Being An Actress
Updated: Dec 2, 2021
I remember the moment I decided I wanted to be an actress. I was walking across the parking lot of my high school after an undoubtedly stellar performance as Portia in an all-girl production of The Merchant of Venice when my father turned to me and said, "Do you think you might want to do this for a living?" At the time, I remembered feeling a little insulted. My grades were excellent. Didn't my father think I could be a lawyer or a veterinarian, or a psychologist? It wasn't that I didn't love to act, but everyone I knew who wanted to be an actress was either egotistical or unstable. Not that one was mutually exclusive of the other. What did this say about me? No one in my family acted, although my Grandmother often hinted of an unsubstantiated family connection to Hermoine Gingold. Occasionally my parents would take us to see a play or listen to a concert, but only to help make us well-rounded individuals. When someone would go on about the Sound of Music, my father would roll his eyes and say, "How can I take a nun singing on hilltops seriously?" And I found myself admitting that he had a point.
When I was four, I appeared on Romper Room for an unprecedented two weeks. At the time, my best friend, Mary Lou, had been selected for the local cable network, but her incredibly shy demeanour had her mother worried.
"She's gonna sit there like a sack of potatoes." Mrs. Dean told my mother, who quickly suggested that I accompany Mary Lou for moral support.
"What do I have to do?" I asked my mother as she was tucking me into bed.
"Just be yourself," she replied. My mother knew exactly what that meant. Naturally loquacious, I kept things hopping on the set by constantly commenting on the cameraman kissing the teacher. When asked what my father had in his garage, I remarked that it was presumptuous to assume we even had one. There was some discussion about a third week, but Miss Dawson put her foot down and said I was stealing the show.
Soon I was taking dance classes and skating lessons. My first stage appearance was as a rabbit in the famous ballet Bugs Bunny's Birthday Party. I was excited because we second-tiered rabbits would eat sandwiches on stage. Then disaster struck. The sandwiches were going to be peanut butter, and I hated peanut butter. Teary-eyed, I complained to my mother, who told me to grin and bear it. "That's acting," she said.
In grade four, I wrote a play about a pair of motorcycle lovers and sang Baby Driver while they straddled their desks and rode off into the sunset.
"Hit the road, and I'm gone.
What's your number?
I wonder how your engine feels."
"Okay," Mrs.

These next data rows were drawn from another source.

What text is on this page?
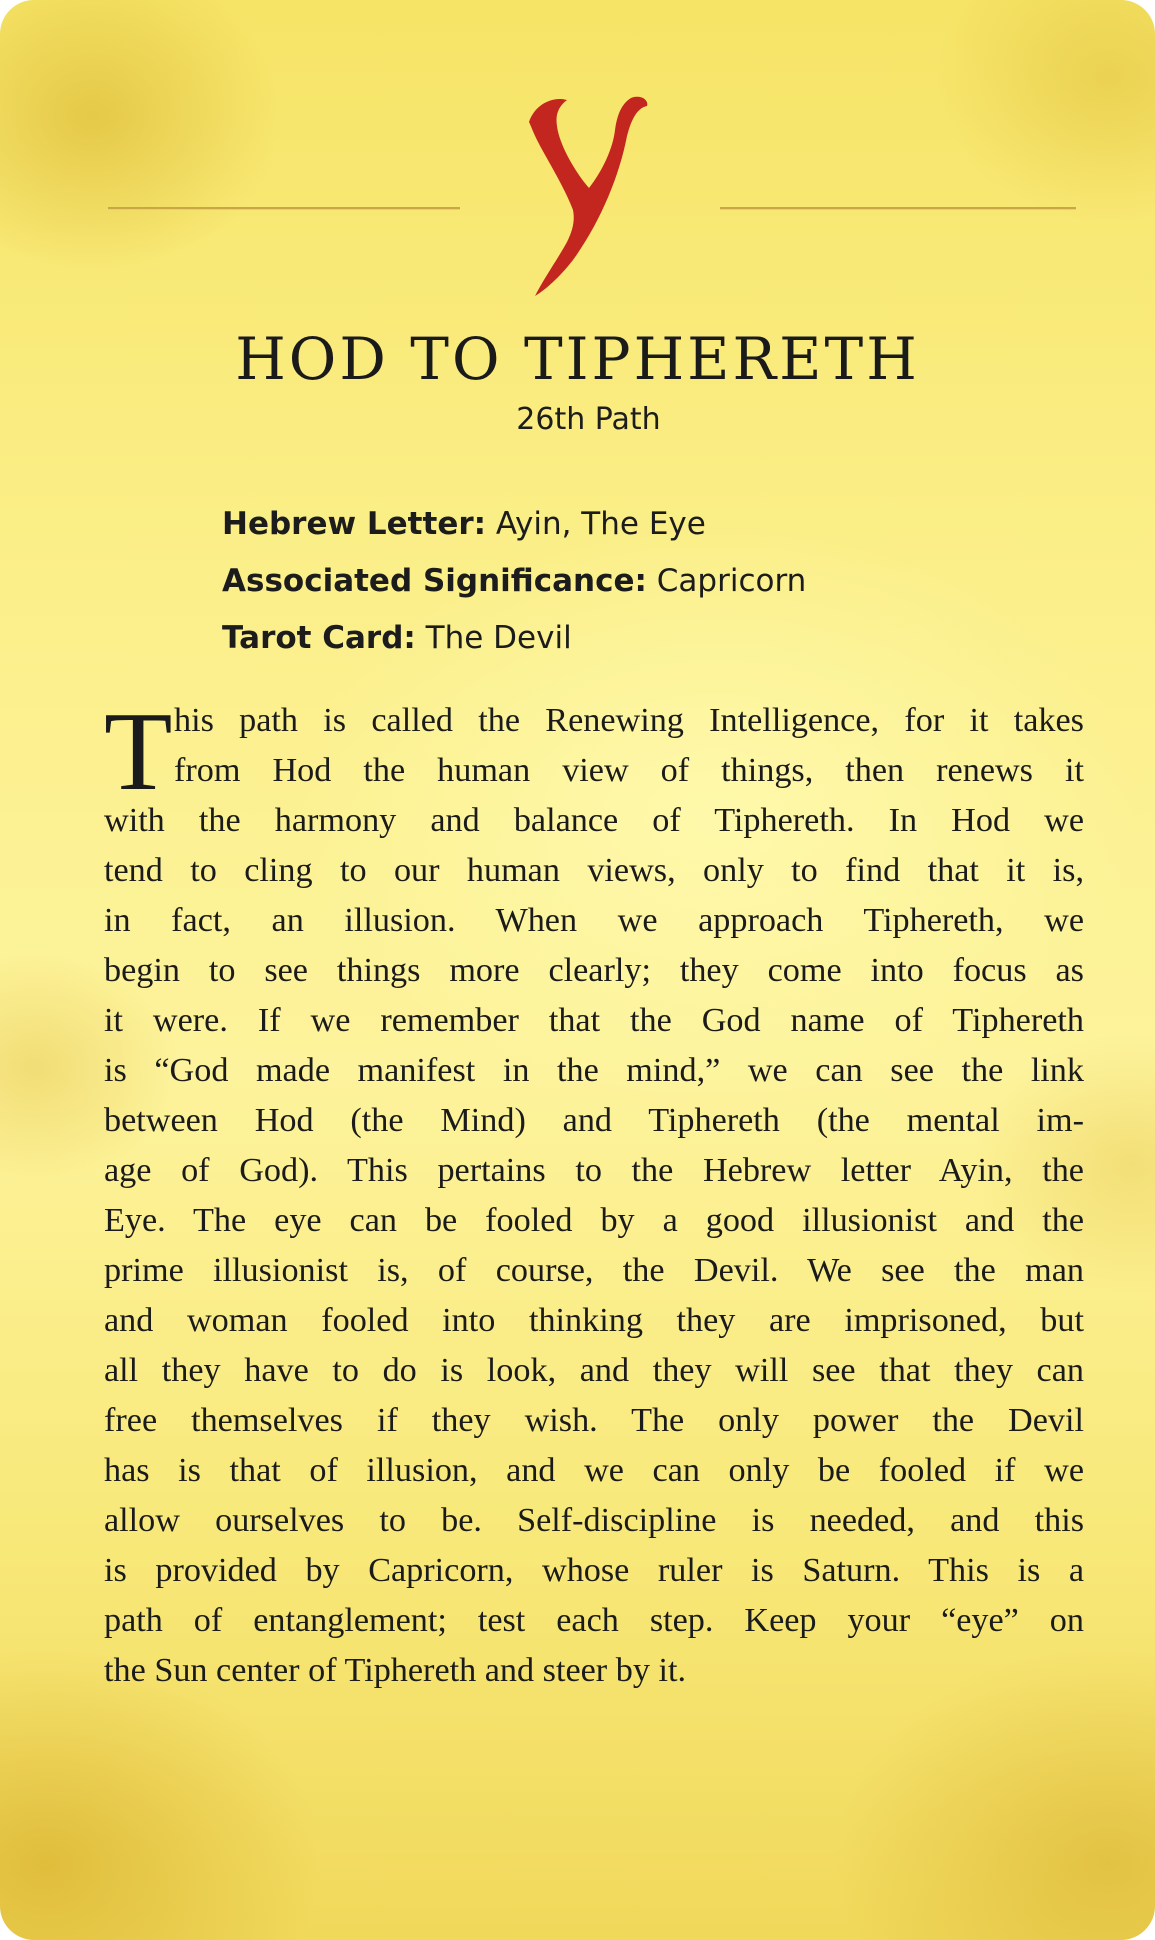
HOD TO TIPHERETH
26th Path
Hebrew Letter: Ayin, The Eye
Associated Significance: Capricorn
Tarot Card: The Devil
T his path is called the Renewing Intelligence, for it takes
from Hod the human view of things, then renews it
with the harmony and balance of Tiphereth. In Hod we
tend to cling to our human views, only to find that it is,
in fact, an illusion. When we approach Tiphereth, we
begin to see things more clearly; they come into focus as
it were. If we remember that the God name of Tiphereth
is “God made manifest in the mind,” we can see the link
between Hod (the Mind) and Tiphereth (the mental im-
age of God). This pertains to the Hebrew letter Ayin, the
Eye. The eye can be fooled by a good illusionist and the
prime illusionist is, of course, the Devil. We see the man
and woman fooled into thinking they are imprisoned, but
all they have to do is look, and they will see that they can
free themselves if they wish. The only power the Devil
has is that of illusion, and we can only be fooled if we
allow ourselves to be. Self-discipline is needed, and this
is provided by Capricorn, whose ruler is Saturn. This is a
path of entanglement; test each step. Keep your “eye” on
the Sun center of Tiphereth and steer by it.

Orcutt interrupted, "I think that's all the time we have for that today."
After my father gave me his blessing to pursue a career on the stage, I decided to explore all of my options. I auditioned for an amateur theatre company and played bird #4 in Aristophanes' The Birds and a milkmaid in Galt MacDermot's musical adaptation of Shakespeare's Two Gentlemen of Verona. Not exactly earth-shattering roles, but I knew there was a pecking order (no pun intended) and that dues must be paid. There were two amateur companies in Niagara Falls, where I lived as a teenager. The youth group that took over the Firehall Theatre in July and August, and the adult group that staked their claim for the rest of the year. The youth company was run entirely by a handful of 18 to 20-year-olds who took themselves very seriously. We stretched ourselves artistically, which is just another way of saying that we were out of our depth. I remember as Bertha in Pippin I had to say, "Men raise flags when they can't get anything else up." I had no idea what that meant at the time, but I certainly enjoyed the response I got every time I said it.
The amateur theatre company in the neighbouring city of St. Catharines was doing large-scale musicals with professional directors and a cast of a thousand. Even I could tell the difference between Garden City's production of West Side Story and the Niagara Falls Music Theatre Production of A Shadow Box. We told ourselves that we were doing something significant for the five or six audience members who sat in the dark to watch us perform. "At least they can appreciate art," we told ourselves, ignoring the occasional snore beyond the footlights. When someone who had seen our production complained in the paper that "…smut didn't belong on stage." I protested, "Some people just don't know a good thing when they see it. It's a Pulitzer award-winning play for crying out loud." I forgot that we weren't Tony award-winning actors.
Anxious to spread my wings and get a taste of the real thing, I auditioned for a one-act play festival at the nearby University and managed to get the part of an uptight bible thumper in an original musical called A Hundred Bucks a Week. It was the story of a topless shampoo parlourist who castrates a guy with her teeth. Did I mention that it was narrated by a cat? I still remember singing:
"We all must be as babies in the garden.
Smiling with our mouths all bright and new.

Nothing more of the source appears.